Reputation: 3
I have multiple dataframes. The first dataframe has certain strings
df_string = pd.DataFrame({'idx':[1, 2, 3, 4, 5, 6, 7, 8, 9, 10],
'string':['xx01122txt01', 'bea2125', 'spddoc0010', 'bon007', 'xx001122xls04', 'spdxls1122', 'bea1234', 'bon1234', 'xy02125doc00', 'irnppt1260']})
And the other three dataframes have substrings with some sort of mapping
df_name = pd.DataFrame({'code':['bon', 'bea', 'spd'],
'name':['james bond', 'mr bean', 'spider man']})
df_type = pd.DataFrame({'code':['doc', 'txt', 'xls'],
'type':['document', 'text', 'excel']})
df_desc = pd.DataFrame({'id':['1122', '1234', '2990', '2125'],
'desc':['facebook', 'twitter', 'instagram', 'snapchat']})

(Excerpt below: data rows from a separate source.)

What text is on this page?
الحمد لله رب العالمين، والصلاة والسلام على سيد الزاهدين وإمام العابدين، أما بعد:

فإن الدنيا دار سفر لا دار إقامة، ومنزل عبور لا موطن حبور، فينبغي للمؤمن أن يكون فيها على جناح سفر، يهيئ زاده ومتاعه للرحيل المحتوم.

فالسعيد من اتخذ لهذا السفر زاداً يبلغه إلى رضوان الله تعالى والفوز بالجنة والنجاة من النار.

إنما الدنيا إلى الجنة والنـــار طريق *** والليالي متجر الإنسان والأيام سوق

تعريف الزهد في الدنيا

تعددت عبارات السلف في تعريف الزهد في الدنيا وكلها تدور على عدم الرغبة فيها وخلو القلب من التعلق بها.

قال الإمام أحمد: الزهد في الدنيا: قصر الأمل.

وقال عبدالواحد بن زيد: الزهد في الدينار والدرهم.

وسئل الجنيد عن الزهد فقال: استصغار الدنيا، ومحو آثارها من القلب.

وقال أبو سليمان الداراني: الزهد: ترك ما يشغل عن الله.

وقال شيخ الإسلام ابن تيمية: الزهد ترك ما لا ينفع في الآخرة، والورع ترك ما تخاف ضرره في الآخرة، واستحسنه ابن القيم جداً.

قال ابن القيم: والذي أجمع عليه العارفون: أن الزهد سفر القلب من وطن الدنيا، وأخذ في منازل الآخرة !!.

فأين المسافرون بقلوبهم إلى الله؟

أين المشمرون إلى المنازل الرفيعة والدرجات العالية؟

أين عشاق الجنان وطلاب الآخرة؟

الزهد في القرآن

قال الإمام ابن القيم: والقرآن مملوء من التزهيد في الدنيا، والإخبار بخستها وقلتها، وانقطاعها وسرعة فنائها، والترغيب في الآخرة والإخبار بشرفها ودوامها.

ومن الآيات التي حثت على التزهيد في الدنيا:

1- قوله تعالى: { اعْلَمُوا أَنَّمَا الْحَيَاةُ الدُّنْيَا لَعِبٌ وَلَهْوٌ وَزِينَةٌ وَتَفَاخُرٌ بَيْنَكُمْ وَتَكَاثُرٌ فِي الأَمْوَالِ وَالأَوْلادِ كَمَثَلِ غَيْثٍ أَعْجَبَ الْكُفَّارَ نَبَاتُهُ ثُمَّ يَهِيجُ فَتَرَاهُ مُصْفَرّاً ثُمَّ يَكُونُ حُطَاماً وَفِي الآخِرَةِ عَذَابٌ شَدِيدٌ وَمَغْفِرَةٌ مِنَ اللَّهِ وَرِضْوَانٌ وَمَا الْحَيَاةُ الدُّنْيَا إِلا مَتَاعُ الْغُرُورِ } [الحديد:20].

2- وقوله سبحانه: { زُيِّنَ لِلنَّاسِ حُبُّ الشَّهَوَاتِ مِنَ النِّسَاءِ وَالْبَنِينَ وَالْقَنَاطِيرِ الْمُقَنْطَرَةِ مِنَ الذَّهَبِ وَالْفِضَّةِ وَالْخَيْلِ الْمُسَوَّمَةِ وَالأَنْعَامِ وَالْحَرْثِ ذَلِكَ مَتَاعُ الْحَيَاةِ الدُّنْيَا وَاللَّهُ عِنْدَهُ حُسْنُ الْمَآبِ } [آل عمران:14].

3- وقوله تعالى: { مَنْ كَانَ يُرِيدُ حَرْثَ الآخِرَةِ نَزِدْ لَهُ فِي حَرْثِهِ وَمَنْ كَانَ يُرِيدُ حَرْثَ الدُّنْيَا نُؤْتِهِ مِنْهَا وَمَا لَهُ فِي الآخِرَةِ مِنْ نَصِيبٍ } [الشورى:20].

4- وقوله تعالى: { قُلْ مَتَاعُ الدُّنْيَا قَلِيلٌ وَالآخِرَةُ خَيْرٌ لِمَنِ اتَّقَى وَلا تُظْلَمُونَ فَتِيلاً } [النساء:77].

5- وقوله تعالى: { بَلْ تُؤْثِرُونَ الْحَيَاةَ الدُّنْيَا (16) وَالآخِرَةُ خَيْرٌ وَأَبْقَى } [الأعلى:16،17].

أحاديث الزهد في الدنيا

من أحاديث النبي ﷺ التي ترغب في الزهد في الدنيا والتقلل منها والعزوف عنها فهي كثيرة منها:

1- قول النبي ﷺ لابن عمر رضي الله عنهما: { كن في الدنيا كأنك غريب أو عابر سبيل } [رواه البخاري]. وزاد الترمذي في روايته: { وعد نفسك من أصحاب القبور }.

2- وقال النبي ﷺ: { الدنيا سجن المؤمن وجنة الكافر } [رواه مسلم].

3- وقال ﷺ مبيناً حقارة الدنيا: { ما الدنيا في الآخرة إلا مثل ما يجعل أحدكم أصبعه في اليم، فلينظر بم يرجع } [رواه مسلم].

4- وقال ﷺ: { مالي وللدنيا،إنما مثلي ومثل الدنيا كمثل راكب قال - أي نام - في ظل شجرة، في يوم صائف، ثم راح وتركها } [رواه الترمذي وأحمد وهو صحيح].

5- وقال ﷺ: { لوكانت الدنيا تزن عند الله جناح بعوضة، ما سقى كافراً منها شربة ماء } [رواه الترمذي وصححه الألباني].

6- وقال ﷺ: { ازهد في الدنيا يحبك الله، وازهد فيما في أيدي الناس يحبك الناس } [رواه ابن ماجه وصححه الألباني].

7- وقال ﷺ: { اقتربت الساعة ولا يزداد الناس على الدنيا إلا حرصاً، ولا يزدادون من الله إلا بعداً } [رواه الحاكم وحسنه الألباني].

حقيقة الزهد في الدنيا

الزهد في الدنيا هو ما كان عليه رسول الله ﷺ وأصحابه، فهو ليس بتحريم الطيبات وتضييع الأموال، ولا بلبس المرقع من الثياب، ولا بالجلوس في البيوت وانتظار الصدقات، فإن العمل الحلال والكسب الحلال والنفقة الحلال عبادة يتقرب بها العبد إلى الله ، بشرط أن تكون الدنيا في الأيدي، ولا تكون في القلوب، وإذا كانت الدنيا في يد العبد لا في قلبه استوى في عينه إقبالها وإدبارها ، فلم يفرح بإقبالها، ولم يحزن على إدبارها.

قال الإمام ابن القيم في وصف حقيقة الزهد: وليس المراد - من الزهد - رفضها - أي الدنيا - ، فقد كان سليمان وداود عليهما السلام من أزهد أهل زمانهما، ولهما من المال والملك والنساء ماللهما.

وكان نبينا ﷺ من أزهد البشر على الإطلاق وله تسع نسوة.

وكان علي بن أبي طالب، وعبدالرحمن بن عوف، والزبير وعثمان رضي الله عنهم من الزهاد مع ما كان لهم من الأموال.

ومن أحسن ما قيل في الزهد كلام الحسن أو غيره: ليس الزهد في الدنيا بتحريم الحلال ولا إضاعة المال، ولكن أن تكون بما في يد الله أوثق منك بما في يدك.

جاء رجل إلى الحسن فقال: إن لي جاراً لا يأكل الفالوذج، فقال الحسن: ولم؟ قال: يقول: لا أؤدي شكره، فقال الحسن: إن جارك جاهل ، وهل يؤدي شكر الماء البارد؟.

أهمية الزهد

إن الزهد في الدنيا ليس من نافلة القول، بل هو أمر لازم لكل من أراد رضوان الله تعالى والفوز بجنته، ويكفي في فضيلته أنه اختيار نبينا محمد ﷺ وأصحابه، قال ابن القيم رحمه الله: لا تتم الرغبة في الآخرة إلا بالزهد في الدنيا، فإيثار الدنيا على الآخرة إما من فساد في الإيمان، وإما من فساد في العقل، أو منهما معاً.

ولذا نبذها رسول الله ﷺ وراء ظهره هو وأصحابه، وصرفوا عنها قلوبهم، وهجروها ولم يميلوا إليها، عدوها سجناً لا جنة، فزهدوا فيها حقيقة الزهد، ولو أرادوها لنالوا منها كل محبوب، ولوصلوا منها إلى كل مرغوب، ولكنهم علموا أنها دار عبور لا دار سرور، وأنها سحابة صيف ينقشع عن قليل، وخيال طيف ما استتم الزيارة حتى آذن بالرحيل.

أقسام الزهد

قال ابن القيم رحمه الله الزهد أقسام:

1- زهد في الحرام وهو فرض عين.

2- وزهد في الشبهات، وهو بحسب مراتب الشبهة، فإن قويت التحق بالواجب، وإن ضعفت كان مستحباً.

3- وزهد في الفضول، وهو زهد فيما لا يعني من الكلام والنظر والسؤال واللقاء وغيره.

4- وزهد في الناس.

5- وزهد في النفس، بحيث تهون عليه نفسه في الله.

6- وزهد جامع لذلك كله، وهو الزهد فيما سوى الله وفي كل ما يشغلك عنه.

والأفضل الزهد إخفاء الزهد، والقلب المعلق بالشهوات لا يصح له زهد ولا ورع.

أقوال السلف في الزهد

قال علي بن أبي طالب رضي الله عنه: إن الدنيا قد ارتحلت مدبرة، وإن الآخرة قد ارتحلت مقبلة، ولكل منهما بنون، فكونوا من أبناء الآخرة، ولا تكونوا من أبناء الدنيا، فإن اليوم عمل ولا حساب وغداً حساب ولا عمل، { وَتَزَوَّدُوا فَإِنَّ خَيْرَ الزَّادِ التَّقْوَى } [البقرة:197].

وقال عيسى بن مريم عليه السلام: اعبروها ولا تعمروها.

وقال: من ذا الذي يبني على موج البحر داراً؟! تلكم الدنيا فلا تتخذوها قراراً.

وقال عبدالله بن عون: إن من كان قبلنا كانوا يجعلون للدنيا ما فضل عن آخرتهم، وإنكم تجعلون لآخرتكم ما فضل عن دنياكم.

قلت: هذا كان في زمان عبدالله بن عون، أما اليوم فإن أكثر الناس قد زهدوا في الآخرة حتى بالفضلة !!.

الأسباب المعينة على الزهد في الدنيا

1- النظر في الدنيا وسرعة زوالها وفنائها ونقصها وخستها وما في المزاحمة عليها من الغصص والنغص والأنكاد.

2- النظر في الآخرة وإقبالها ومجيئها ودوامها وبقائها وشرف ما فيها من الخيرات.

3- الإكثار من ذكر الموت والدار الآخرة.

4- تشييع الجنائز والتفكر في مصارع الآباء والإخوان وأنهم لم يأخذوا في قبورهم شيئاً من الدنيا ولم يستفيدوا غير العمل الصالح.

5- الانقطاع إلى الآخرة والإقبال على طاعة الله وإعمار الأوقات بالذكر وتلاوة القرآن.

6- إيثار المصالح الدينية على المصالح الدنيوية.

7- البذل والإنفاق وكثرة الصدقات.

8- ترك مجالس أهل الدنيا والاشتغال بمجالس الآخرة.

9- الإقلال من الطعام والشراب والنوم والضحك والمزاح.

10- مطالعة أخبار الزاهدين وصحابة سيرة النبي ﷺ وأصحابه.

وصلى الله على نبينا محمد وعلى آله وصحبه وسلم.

What I'm trying to do is, look for the substrings in the strings column and create a new dataframe with the mapped data. It needs to look something like this
df_output = pd.DataFrame({'idx': [1, 2, 3, 4, 5, 6, 7, 8, 9, 10],
'string': ['xx01122txt01', 'bea2125', 'spddoc0010', 'bon007', 'xx001122xls04', 'spdxls1122', 'bea1234', 'bon1234', 'xy02125doc00', 'irnppt1260'],
'desc': ['facebook', 'snapchat', '-', '-', 'facebook', 'facebook', 'twitter', 'twitter', 'snapchat', '-'],
'type': ['text', '-', 'document', '-', 'excel', 'excel', '-', '-', 'document', '-'],
'name': ['-', 'mr bean', 'spider man', 'james bond', '-', 'spider man', 'mr bean', 'james bond', '-', '-'
]})
Upvotes: 0
Views: 128
Reputation: 30050
You can use .str.extract
to extract the matched string in string
column then map
it to other column of df_name
, df_desc
df_string['desc'] = df_string['string'].str.extract('('+'|'.join(df_desc['id'])+')')[0].map(df_desc.set_index('id')['desc'])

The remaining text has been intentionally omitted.